Investment casting produces very high surface quality and dimensional accuracy. It is commonly used for precision equipment such as surgical equipment, for complex geometries and for precious metals. This process is commonly used by artisans to produce highly detailed artwork. The first step is to produce a pattern or replica of the finished mould. Wax is most commonly used to form the pattern, although plastic is also used.




Patterns are typically mass-produced by injecting liquid or semi-liquid wax into a permanent die. Prototypes, small production runs and specialty projects can also be undertaken by carving wax models. Cores are typically unnecessary but can be used for complex internal structures. Rapid prototyping techniques have been developed to produce expendable patterns. Several replicas are often attached to a gating system constructed of the same material to form a tree assembly. In this way multiple castings can be produced in a single pouring (Jain, 1986). The next stage is to create a one-piece destroyable mould around the pattern. This mould is built up around the wax pattern in stages by alternately coating the assembly with a specially formulated heat-resistant refractory slurry mixture and then applying a granulated refractory 'stucco' shell.

The initial coats use a fine powder, which creates a very smooth and dimensionally accurate negative of the pattern. Subsequent coats use a coarser refractory material to build up sufficient thickness. This material hardens around the assembly at room temperature. This investment shell casting method is the more common process.
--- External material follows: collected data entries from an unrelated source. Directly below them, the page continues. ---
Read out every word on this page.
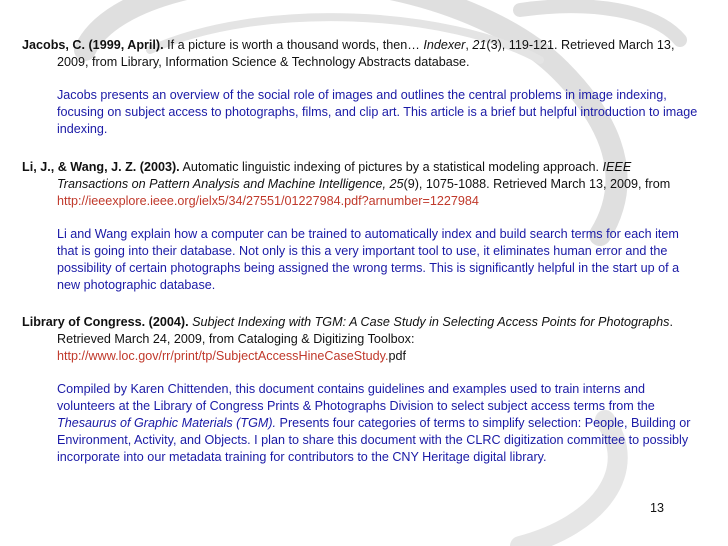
Jacobs, C. (1999, April). If a picture is worth a thousand words, then… Indexer, 21(3), 119-121. Retrieved March 13, 2009, from Library, Information Science & Technology Abstracts database.

Jacobs presents an overview of the social role of images and outlines the central problems in image indexing, focusing on subject access to photographs, films, and clip art. This article is a brief but helpful introduction to image indexing.

Li, J., & Wang, J. Z. (2003). Automatic linguistic indexing of pictures by a statistical modeling approach. IEEE Transactions on Pattern Analysis and Machine Intelligence, 25(9), 1075-1088. Retrieved March 13, 2009, from http://ieeexplore.ieee.org/ielx5/34/27551/01227984.pdf?arnumber=1227984

Li and Wang explain how a computer can be trained to automatically index and build search terms for each item that is going into their database. Not only is this a very important tool to use, it eliminates human error and the possibility of certain photographs being assigned the wrong terms. This is significantly helpful in the start up of a new photographic database.

Library of Congress. (2004). Subject Indexing with TGM: A Case Study in Selecting Access Points for Photographs. Retrieved March 24, 2009, from Cataloging & Digitizing Toolbox: http://www.loc.gov/rr/print/tp/SubjectAccessHineCaseStudy.pdf

Compiled by Karen Chittenden, this document contains guidelines and examples used to train interns and volunteers at the Library of Congress Prints & Photographs Division to select subject access terms from the Thesaurus of Graphic Materials (TGM). Presents four categories of terms to simplify selection: People, Building or Environment, Activity, and Objects. I plan to share this document with the CLRC digitization committee to possibly incorporate into our metadata training for contributors to the CNY Heritage digital library.

13
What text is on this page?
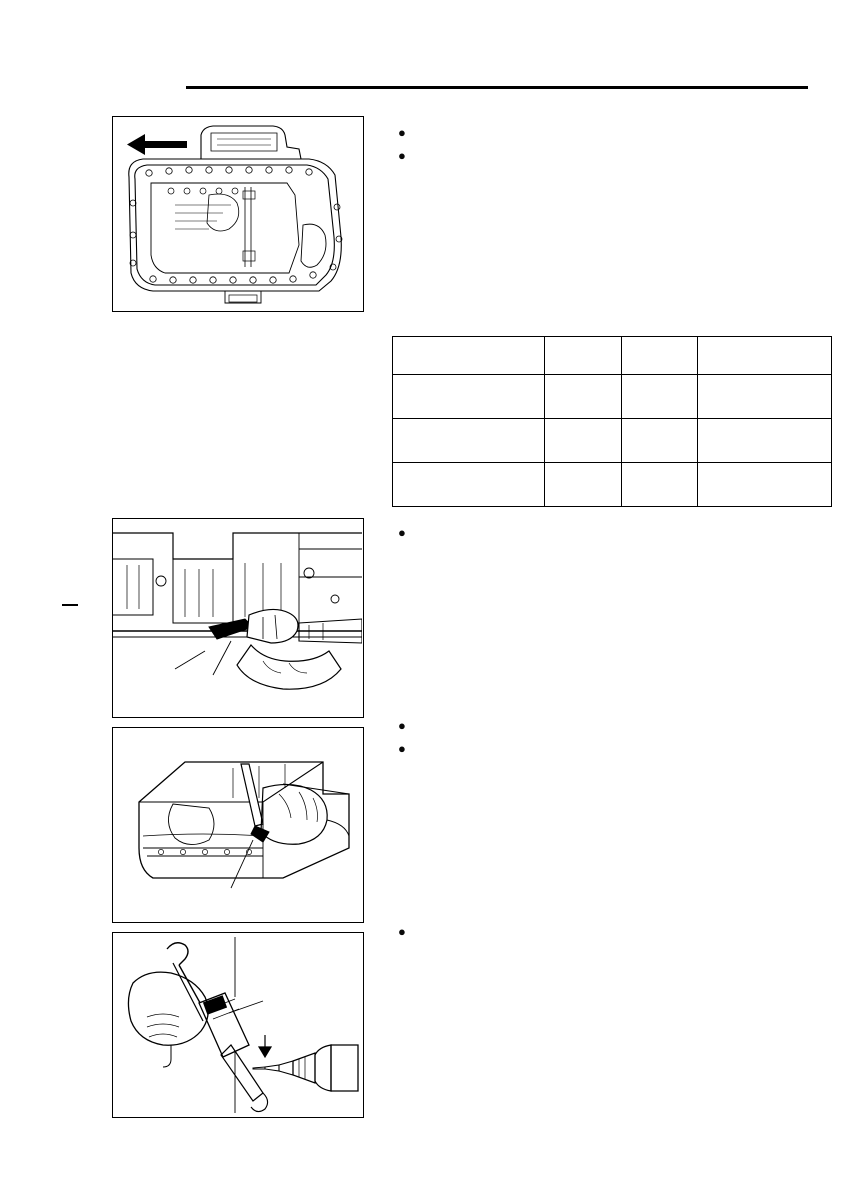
●
●

●
●
●
●
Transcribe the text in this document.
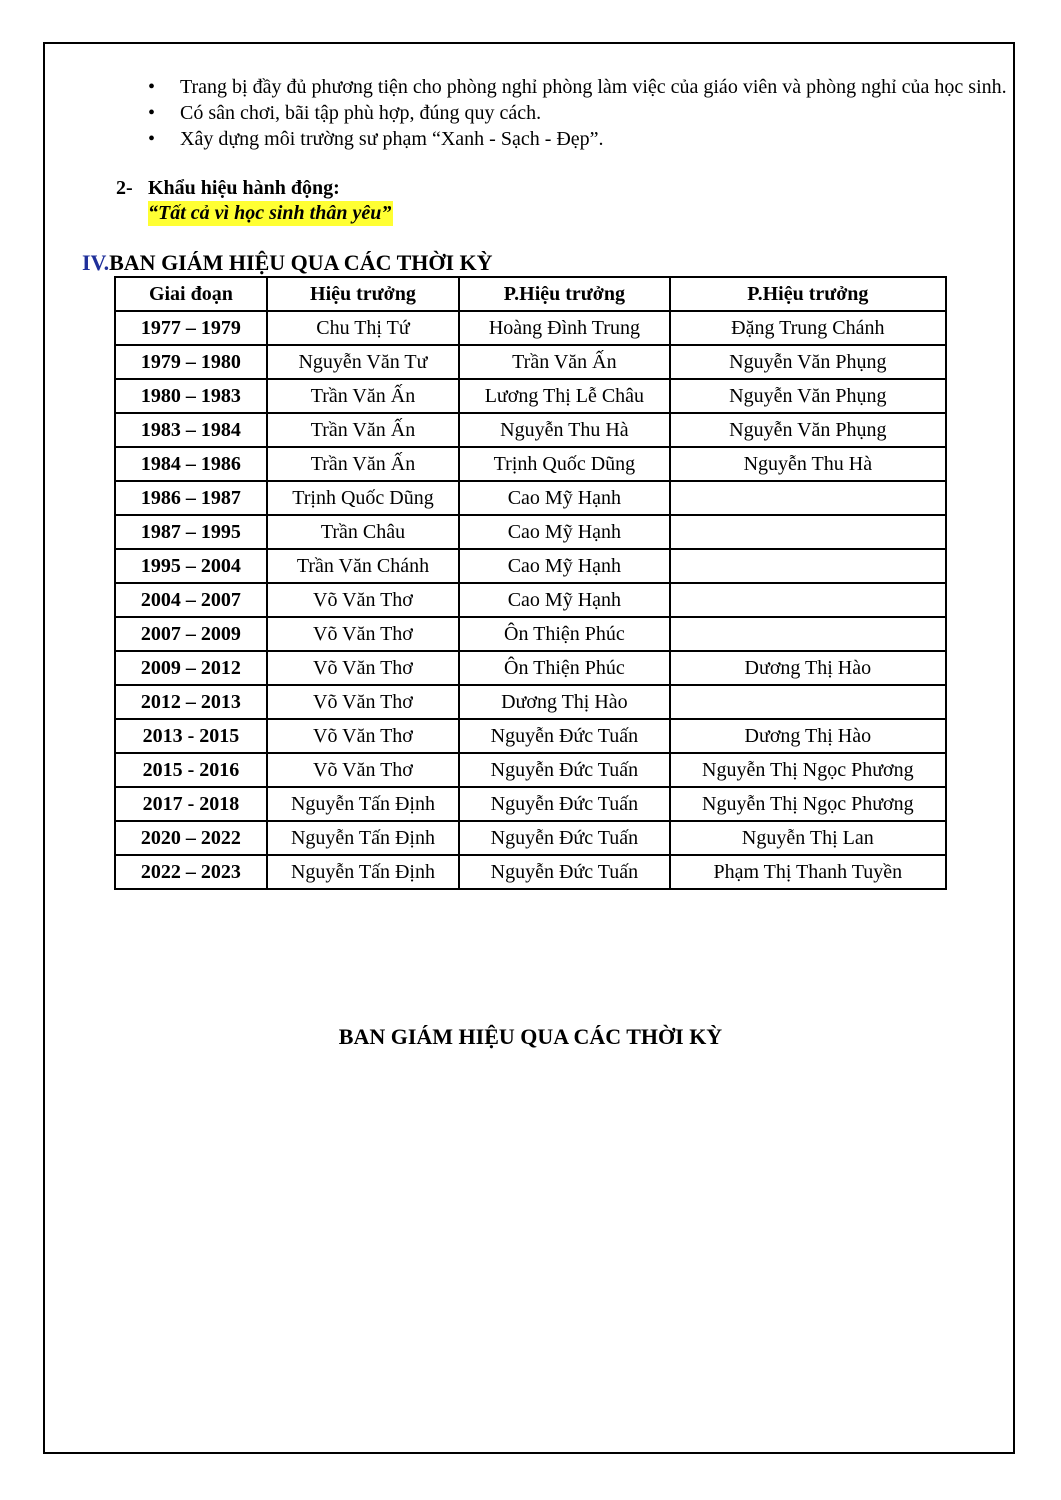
• Trang bị đầy đủ phương tiện cho phòng nghỉ phòng làm việc của giáo viên và phòng nghỉ của học sinh.
• Có sân chơi, bãi tập phù hợp, đúng quy cách.
• Xây dựng môi trường sư phạm “Xanh - Sạch - Đẹp”.
2- Khẩu hiệu hành động:
“Tất cả vì học sinh thân yêu”
IV.BAN GIÁM HIỆU QUA CÁC THỜI KỲ
Giai đoạn	Hiệu trưởng	P.Hiệu trưởng	P.Hiệu trưởng
1977 – 1979	Chu Thị Tứ	Hoàng Đình Trung	Đặng Trung Chánh
1979 – 1980	Nguyễn Văn Tư	Trần Văn Ấn	Nguyễn Văn Phụng
1980 – 1983	Trần Văn Ấn	Lương Thị Lễ Châu	Nguyễn Văn Phụng
1983 – 1984	Trần Văn Ấn	Nguyễn Thu Hà	Nguyễn Văn Phụng
1984 – 1986	Trần Văn Ấn	Trịnh Quốc Dũng	Nguyễn Thu Hà
1986 – 1987	Trịnh Quốc Dũng	Cao Mỹ Hạnh	
1987 – 1995	Trần Châu	Cao Mỹ Hạnh	
1995 – 2004	Trần Văn Chánh	Cao Mỹ Hạnh	
2004 – 2007	Võ Văn Thơ	Cao Mỹ Hạnh	
2007 – 2009	Võ Văn Thơ	Ôn Thiện Phúc	
2009 – 2012	Võ Văn Thơ	Ôn Thiện Phúc	Dương Thị Hào
2012 – 2013	Võ Văn Thơ	Dương Thị Hào	
2013 - 2015	Võ Văn Thơ	Nguyễn Đức Tuấn	Dương Thị Hào
2015 - 2016	Võ Văn Thơ	Nguyễn Đức Tuấn	Nguyễn Thị Ngọc Phương
2017 - 2018	Nguyễn Tấn Định	Nguyễn Đức Tuấn	Nguyễn Thị Ngọc Phương
2020 – 2022	Nguyễn Tấn Định	Nguyễn Đức Tuấn	Nguyễn Thị Lan
2022 – 2023	Nguyễn Tấn Định	Nguyễn Đức Tuấn	Phạm Thị Thanh Tuyền
BAN GIÁM HIỆU QUA CÁC THỜI KỲ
		An alternative process is to use an investment flask, where sand is packed around the mould. This can be desirable where additional mould strength is required and also allows the casting size to be increased. In both shell and flask casting, the pattern is removed from the mould prior to the pouring stage. The mould is inverted and heated to melt and remove the wax.
	In some operations the melted wax is recovered and reused to make new patterns. After multiple reuses the material needs to be reconditioned to maintain its purity, or disposed of. The mould is then heated in an oven to remove any residual wax and to further cure and harden the mould. The temperature is raised to 980oC prior to pouring. This is a time- and energy-consuming process: total heating time, from wax removal to pouring, can take up to 15 hours (Jain, 1986). Molten metal is then poured into the central cavity and flows into the individual moulds. After the metal has cooled, the mould material is removed.

Because of its very high dimensional accuracy the process can achieve a netshape cast requiring little or no machining. Great care is taken in the patternmaking stage to remove any mould lines because it is more cost effective to remove unwanted material from the wax model than from the final cast.